22Et c’est bien ce que recherchent désespérément nos personnages dans Medianeras. Dans une ville comme Buenos Aires dont le ciel pourtant est envahi par des câbles électriques la solitude et le désespoir ont pris le dessus. Ville phobique, aux habitants tourmentés, comme dans la scène de la piscine où les nageurs, en nombre trop excessif, se consacrent de façon névrotique à leurs allers et retours avant que n’éclate l’altercation violente qui met fin au rythme effréné des mouvements. Perdus et seuls dans la ville et chez eux, Mariana et Martín trouvent des substituts. Les mannequins de la jeune décoratrice sont sa seule compagnie et ils lui parlent : « ¿Cómo te fue hoy ? » dit le texte écrit sur le front du compagnon érotique des soirées de Mariana, qui s’empresse le lendemain de lui dire de ne pas se faire d’illusion : ce n’est qu’une histoire de sexe. Pour Martín, c’est le chien attendrissant et féminin qui crée le lien et c’est grâce à lui qu’une relation humaine se crée. Grâce à sa petite bête effarouchée il entre en contact avec la gardienne, elle-même animalisée à outrance : primaire elle parle à peine, suit ses pulsions et va droit à ce qui l’intéresse, vérifier qu’il n’est pas homosexuel.

23Mais rien ne remplace l’humain, le mannequin provoque de l’exaspération « tu es toujours identique » et la vraie rencontre suite à un contact sur un site fait toujours l’effet à Martín d’un Big Mac, bien plus appétissante à l’extérieur qu’à l’intérieur. Quant aux amis numériques, c’est bien pire : ils n’apparaissent que pour demander à Martin de l’aide pour sortir des dollars. Les medias comportent en eux leurs propres failles, leur défaillance technique : une coupure d’électricité interrompt le chat au moment même ou les deux personnages allaient enfin s’échanger leur numéro de téléphone.

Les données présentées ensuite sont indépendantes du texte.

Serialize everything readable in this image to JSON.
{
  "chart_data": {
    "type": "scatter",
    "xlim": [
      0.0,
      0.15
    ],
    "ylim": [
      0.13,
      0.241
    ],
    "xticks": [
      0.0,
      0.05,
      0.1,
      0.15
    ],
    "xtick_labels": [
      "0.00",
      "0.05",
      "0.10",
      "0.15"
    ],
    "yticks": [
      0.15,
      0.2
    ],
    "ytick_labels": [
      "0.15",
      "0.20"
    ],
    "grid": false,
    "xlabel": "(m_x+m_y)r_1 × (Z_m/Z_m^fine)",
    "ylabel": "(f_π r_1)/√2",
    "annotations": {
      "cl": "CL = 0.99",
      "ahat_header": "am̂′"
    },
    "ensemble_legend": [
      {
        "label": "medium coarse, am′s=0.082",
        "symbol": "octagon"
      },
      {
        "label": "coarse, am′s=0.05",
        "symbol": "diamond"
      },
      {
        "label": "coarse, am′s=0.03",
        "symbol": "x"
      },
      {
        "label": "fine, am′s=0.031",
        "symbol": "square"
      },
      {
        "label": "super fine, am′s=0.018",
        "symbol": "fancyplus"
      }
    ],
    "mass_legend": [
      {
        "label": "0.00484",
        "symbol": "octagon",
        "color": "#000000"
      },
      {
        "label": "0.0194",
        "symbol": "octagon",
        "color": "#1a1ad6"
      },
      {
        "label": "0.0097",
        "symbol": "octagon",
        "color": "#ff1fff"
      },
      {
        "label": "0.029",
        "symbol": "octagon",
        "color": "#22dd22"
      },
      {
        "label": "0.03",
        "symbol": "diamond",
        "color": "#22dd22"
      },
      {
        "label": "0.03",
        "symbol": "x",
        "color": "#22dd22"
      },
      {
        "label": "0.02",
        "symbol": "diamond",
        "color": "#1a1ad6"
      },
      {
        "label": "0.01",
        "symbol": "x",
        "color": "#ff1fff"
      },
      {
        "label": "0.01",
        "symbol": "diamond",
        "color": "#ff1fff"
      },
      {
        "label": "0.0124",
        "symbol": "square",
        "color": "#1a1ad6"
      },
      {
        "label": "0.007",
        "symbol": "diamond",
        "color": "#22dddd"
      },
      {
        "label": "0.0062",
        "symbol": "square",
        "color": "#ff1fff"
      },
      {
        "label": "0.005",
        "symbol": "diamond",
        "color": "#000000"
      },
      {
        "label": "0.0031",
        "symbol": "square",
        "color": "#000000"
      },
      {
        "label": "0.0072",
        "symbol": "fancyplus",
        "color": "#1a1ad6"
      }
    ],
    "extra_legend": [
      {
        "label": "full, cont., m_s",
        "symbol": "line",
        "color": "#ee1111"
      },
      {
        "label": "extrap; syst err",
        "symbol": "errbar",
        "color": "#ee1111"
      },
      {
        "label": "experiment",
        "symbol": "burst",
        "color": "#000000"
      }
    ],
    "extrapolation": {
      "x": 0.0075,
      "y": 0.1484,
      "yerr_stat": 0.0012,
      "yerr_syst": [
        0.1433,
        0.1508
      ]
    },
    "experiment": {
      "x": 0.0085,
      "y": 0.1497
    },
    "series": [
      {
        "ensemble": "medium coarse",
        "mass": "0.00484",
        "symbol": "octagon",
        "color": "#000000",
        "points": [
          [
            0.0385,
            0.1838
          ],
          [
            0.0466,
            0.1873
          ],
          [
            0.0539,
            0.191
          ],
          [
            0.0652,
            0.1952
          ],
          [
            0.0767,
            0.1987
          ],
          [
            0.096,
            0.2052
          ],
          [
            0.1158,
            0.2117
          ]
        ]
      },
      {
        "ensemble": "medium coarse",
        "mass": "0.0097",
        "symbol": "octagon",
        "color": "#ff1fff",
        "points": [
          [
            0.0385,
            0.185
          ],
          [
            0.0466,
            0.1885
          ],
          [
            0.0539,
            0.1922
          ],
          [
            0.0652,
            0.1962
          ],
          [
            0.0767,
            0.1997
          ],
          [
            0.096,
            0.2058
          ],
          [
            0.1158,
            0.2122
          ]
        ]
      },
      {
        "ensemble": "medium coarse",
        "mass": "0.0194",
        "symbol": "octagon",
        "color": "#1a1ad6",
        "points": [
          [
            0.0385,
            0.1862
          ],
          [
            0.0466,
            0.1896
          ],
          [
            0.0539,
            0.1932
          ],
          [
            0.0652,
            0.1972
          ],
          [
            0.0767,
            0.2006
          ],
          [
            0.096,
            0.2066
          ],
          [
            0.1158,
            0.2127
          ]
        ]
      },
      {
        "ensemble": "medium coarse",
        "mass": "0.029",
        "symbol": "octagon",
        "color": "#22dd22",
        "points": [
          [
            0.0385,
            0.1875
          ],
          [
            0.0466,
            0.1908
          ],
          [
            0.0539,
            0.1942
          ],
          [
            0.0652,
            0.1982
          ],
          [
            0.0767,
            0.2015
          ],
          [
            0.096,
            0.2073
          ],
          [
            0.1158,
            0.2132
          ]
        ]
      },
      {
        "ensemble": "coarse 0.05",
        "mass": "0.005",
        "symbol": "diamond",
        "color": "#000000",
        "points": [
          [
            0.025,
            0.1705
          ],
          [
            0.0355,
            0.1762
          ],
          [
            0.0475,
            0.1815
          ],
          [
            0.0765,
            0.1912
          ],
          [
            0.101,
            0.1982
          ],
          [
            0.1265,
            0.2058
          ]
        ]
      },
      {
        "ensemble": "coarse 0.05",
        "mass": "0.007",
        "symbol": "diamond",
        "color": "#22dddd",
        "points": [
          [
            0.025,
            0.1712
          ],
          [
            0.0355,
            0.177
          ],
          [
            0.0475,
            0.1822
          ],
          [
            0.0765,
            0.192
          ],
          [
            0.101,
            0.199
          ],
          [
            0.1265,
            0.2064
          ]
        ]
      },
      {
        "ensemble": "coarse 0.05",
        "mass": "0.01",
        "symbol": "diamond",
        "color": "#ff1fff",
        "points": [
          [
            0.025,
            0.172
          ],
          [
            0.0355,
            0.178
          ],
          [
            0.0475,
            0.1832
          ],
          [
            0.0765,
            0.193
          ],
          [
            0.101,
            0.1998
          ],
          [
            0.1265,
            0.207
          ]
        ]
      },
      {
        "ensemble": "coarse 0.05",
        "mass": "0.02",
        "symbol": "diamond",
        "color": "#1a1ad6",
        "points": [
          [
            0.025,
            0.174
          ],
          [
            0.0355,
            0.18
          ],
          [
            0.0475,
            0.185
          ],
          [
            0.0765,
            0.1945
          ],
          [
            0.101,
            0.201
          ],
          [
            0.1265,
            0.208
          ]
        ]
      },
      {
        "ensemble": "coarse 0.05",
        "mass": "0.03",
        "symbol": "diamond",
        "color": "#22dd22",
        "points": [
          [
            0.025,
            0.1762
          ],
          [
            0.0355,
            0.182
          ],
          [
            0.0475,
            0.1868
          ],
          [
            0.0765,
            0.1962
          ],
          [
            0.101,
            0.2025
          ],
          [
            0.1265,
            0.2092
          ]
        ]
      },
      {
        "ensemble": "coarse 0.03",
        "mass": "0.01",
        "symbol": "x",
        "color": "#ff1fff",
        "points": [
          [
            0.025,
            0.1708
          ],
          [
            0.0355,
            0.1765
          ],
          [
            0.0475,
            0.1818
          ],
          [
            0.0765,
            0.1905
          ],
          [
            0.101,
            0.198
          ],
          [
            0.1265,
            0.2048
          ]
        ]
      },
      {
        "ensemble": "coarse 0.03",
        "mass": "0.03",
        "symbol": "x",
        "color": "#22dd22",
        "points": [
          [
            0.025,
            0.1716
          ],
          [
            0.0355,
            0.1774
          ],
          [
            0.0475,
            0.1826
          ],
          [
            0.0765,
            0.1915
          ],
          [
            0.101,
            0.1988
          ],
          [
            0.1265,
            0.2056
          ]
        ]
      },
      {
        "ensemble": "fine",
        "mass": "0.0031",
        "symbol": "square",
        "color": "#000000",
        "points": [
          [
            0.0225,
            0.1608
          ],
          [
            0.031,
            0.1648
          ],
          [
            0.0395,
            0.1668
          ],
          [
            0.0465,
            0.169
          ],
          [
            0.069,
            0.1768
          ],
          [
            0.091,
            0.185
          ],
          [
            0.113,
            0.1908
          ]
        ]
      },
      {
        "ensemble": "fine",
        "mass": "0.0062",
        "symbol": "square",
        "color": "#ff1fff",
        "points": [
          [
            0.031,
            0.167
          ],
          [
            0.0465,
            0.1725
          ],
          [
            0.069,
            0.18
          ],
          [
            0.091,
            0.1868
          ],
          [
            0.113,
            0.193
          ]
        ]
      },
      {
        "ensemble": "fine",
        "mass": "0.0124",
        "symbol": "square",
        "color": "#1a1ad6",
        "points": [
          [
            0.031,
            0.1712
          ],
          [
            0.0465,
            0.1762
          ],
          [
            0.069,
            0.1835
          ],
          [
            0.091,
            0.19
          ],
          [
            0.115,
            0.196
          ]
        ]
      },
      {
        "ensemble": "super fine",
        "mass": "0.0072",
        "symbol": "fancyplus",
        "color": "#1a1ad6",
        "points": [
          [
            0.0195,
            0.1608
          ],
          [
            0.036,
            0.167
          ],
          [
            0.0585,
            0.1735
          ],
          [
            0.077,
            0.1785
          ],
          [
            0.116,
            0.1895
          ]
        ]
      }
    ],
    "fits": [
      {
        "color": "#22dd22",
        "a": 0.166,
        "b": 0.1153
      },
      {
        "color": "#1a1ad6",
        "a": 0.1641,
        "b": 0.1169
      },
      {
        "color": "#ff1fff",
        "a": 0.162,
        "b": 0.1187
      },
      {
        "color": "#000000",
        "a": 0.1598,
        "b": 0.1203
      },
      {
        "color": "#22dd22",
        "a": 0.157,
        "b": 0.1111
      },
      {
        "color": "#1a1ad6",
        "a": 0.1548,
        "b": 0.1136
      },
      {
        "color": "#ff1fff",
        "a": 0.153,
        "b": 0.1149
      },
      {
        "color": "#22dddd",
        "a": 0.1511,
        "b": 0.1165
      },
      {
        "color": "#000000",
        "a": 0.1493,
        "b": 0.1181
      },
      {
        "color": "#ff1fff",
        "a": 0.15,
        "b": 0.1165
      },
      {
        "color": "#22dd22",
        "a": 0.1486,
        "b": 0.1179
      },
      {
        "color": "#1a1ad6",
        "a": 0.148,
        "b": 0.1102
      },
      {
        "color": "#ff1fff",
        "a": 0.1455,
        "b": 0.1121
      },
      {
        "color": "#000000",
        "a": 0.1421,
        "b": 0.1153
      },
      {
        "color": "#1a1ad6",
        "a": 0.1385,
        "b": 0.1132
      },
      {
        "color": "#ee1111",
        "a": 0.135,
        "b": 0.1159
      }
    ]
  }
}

24Medianeras nous alerte sur cette nécessité de distinguer le vivant de ce qui ne l’est pas car même si l’homme a perdu certaines de ses fonctions, l’empathie ne peut être déléguée à des outils technologiques. Comme l’affirme Thierry Gaudin, « La vie est comme le mythe de Sisyphe, une tentative, toujours inachevée et sans cesse recommencée, d’introduire et de maintenir un ordre dans un système où l’entropie, autrement dit les forces du désordre et du hasard, sont à l’œuvre en permanence » (p. 67). L’intermédialité contemporaine dans la richesse et la diversité de son écosystème est facteur de désordre, il nous appartient de le maîtriser. Le but de cette fable contemporaine c’est bien de tenter de réconcilier les hommes avec un environnement où leur place est de plus en plus ancillaire et où l’humain ne peut devenir une machine ; comme le dit Mariana : « Ojalá fuese mi cabeza como … ». Le film nous invite à une réconciliation et lorsqu’enfin Mariana identifie son Charlie dans la ville, c’est à un happy end numérique que nous assistons : « Ils vécurent heureux et eurent beaucoup d’enfants » prend la forme d’une séquence sur You tube où chant et musique nous parlent du bonheur version XXIème siècle. Né du croisement entre art, medias et conscience, il est la voie à suivre dans un monde où le vivant et l’humain doivent toujours être impérativement gagnants.